Extendió sus maniobras a los altos tribunales de Justicia, logró, gracias a la copiosa y costosa pauta publicitaria oficial el apoyo incondicional de la gran prensa y de periodistas destacados que han mancillado la independencia del oficio. En los últimos días premió la lealtad de Yamid Amat y Daniel Coronell, otorgándoles el Canal Uno de TV. Obtuvo el apoyo de las izquierdas que depusieron sus principios con tal de ver hundido a Uribe Vélez y redimidas a unas guerrillas que llevan en sus corazones.

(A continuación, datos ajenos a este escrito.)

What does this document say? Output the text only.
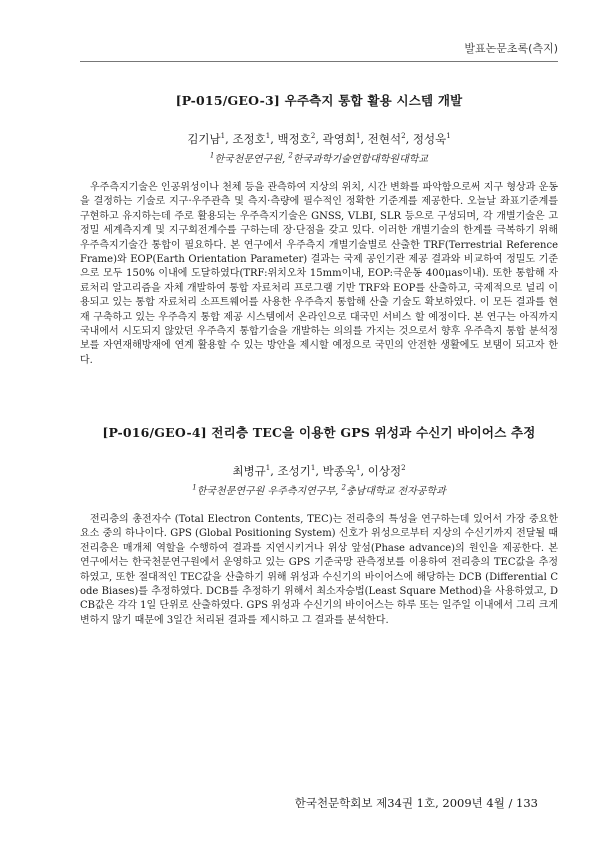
발표논문초록(측지)
[P-015/GEO-3] 우주측지 통합 활용 시스템 개발

김기남$^1$, 조정호$^1$, 백정호$^2$, 곽영희$^1$, 전현석$^2$, 정성욱$^1$

$^1$한국천문연구원, $^2$한국과학기술연합대학원대학교

우주측지기술은 인공위성이나 천체 등을 관측하여 지상의 위치, 시간 변화를 파악함으로써 지구 형상과 운동을 결정하는 기술로 지구·우주관측 및 측지·측량에 필수적인 정확한 기준계를 제공한다. 오늘날 좌표기준계를 구현하고 유지하는데 주로 활용되는 우주측지기술은 GNSS, VLBI, SLR 등으로 구성되며, 각 개별기술은 고정밀 세계측지계 및 지구회전계수를 구하는데 장·단점을 갖고 있다. 이러한 개별기술의 한계를 극복하기 위해 우주측지기술간 통합이 필요하다. 본 연구에서 우주측지 개별기술별로 산출한 TRF(Terrestrial Reference Frame)와 EOP(Earth Orientation Parameter) 결과는 국제 공인기관 제공 결과와 비교하여 정밀도 기준으로 모두 150% 이내에 도달하였다(TRF:위치오차 15mm이내, EOP:극운동 400μas이내). 또한 통합해 자료처리 알고리즘을 자체 개발하여 통합 자료처리 프로그램 기반 TRF와 EOP를 산출하고, 국제적으로 널리 이용되고 있는 통합 자료처리 소프트웨어를 사용한 우주측지 통합해 산출 기술도 확보하였다. 이 모든 결과를 현재 구축하고 있는 우주측지 통합 제공 시스템에서 온라인으로 대국민 서비스 할 예정이다. 본 연구는 아직까지 국내에서 시도되지 않았던 우주측지 통합기술을 개발하는 의의를 가지는 것으로서 향후 우주측지 통합 분석정보를 자연재해방재에 연계 활용할 수 있는 방안을 제시할 예정으로 국민의 안전한 생활에도 보탬이 되고자 한다.

[P-016/GEO-4] 전리층 TEC을 이용한 GPS 위성과 수신기 바이어스 추정

최병규$^1$, 조성기$^1$, 박종욱$^1$, 이상정$^2$

$^1$한국천문연구원 우주측지연구부, $^2$충남대학교 전자공학과

전리층의 총전자수 (Total Electron Contents, TEC)는 전리층의 특성을 연구하는데 있어서 가장 중요한 요소 중의 하나이다. GPS (Global Positioning System) 신호가 위성으로부터 지상의 수신기까지 전달될 때 전리층은 매개체 역할을 수행하여 결과를 지연시키거나 위상 앞섬(Phase advance)의 원인을 제공한다. 본 연구에서는 한국천문연구원에서 운영하고 있는 GPS 기준국망 관측정보를 이용하여 전리층의 TEC값을 추정하였고, 또한 절대적인 TEC값을 산출하기 위해 위성과 수신기의 바이어스에 해당하는 DCB (Differential Code Biases)를 추정하였다. DCB를 추정하기 위해서 최소자승법(Least Square Method)을 사용하였고, DCB값은 각각 1일 단위로 산출하였다. GPS 위성과 수신기의 바이어스는 하루 또는 일주일 이내에서 그리 크게 변하지 않기 때문에 3일간 처리된 결과를 제시하고 그 결과를 분석한다.

한국천문학회보 제34권 1호, 2009년 4월 / 133
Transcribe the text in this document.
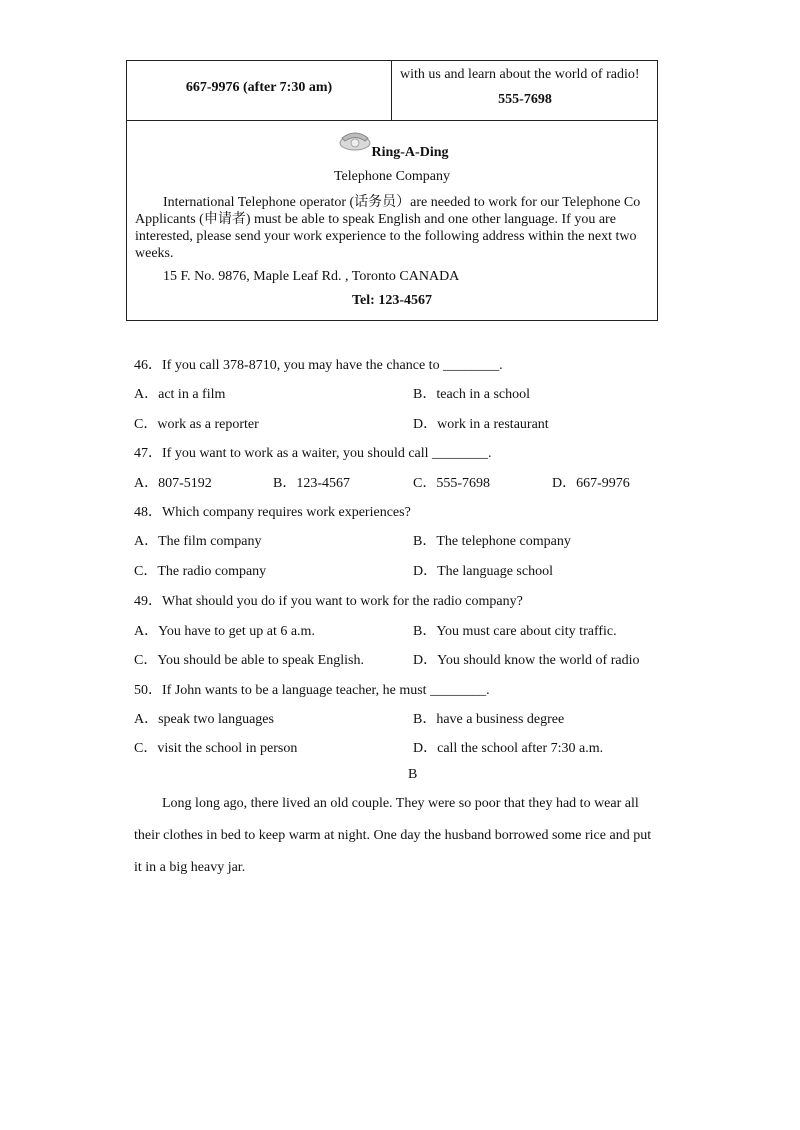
667-9976 (after 7:30 am)
with us and learn about the world of radio!
555-7698
Ring-A-Ding
Telephone Company
International Telephone operator (话务员）are needed to work for our Telephone Co
Applicants (申请者) must be able to speak English and one other language. If you are
interested, please send your work experience to the following address within the next two
weeks.
15 F. No. 9876, Maple Leaf Rd. , Toronto CANADA
Tel: 123-4567
46．If you call 378-8710, you may have the chance to ________.
A．act in a film	B．teach in a school
C．work as a reporter	D．work in a restaurant
47．If you want to work as a waiter, you should call ________.
A．807-5192	B．123-4567	C．555-7698	D．667-9976
48．Which company requires work experiences?
A．The film company	B．The telephone company
C．The radio company	D．The language school
49．What should you do if you want to work for the radio company?
A．You have to get up at 6 a.m.	B．You must care about city traffic.
C．You should be able to speak English.	D．You should know the world of radio
50．If John wants to be a language teacher, he must ________.
A．speak two languages	B．have a business degree
C．visit the school in person	D．call the school after 7:30 a.m.
B
Long long ago, there lived an old couple. They were so poor that they had to wear all
their clothes in bed to keep warm at night. One day the husband borrowed some rice and put
it in a big heavy jar.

Al decidir que el Nuevo Acuerdo Final (NAF) podría ser implementado vía fast-track, tumbando lo que había expresado en el fallo que validó el plebiscito, la Corte Constitucional le entrega poderes de tipo dictatorial a Santos. Ese texto, que no fue fruto de un Pacto Nacional, da  lugar a los siguientes daños y peligros:

  1. El NAF adquiere estatus de tratado internacional, por tanto, será incorporado a la Constitución por 16 años. 2. El método fast-track reduce de 8 a 4 debates los proyectos de reformas constitucional y de 4 a 2 los proyectos de ley provenientes. 3. Los congresistas de ambas cámaras no podrán añadir, corregir, agregar o modificar los proyectos de ley o reforma constitucional que presente el Gobierno. 4. El Congreso creará nuevas circunscripciones electorales en zonas de influencia guerrillera y otorgará a las FARC 5 curules en cada Cámara por dos periodos a partir de 2018. 5. El Congreso autorizará que responsables de crímenes de guerra y de lesa humanidad sean elegibles a las corporaciones públicas y a la presidencia de la República. 6. Se creará una Jurisdicción Especial y un Tribunal de Paz cuyo poder estará por encima de las Cortes Suprema y Constitucional. 7. En herejía constitucional, la Corte arrasó con la supremacía del constituyente primario y con la democracia directa al determinar que refrendación popular (plebiscito) es lo mismo que refrendación por el Congreso. 8. Entra en funciones la Comisión de Verificación conformada por 3 representantes del Gobierno, 3 de las FARC y uno por los gobiernos de Cuba, Venezuela, Noruega y Chile; en esencia es un Cogobierno con las FARC. 8. El presidente coharta y se apropia de funciones del poder legislativo, anula a las Cortes, modifica la Constitución, le da poder constituyente a una guerrilla terrorista, el Congreso se automutila, los grandes medios aplauden la arbitrariedad y califican de enemigos a los críticos y opositores.

Colombia era una democracia promisoria y un país más viable en 2010. La paz a las malas ha revertido aquellos avances. Los poderes de Santos se impusieron “a las malas” aunque “pacíficamente” y con la venia de los poderes afectados.

Darío Acevedo Carmona, 19 de diciembre de 2016.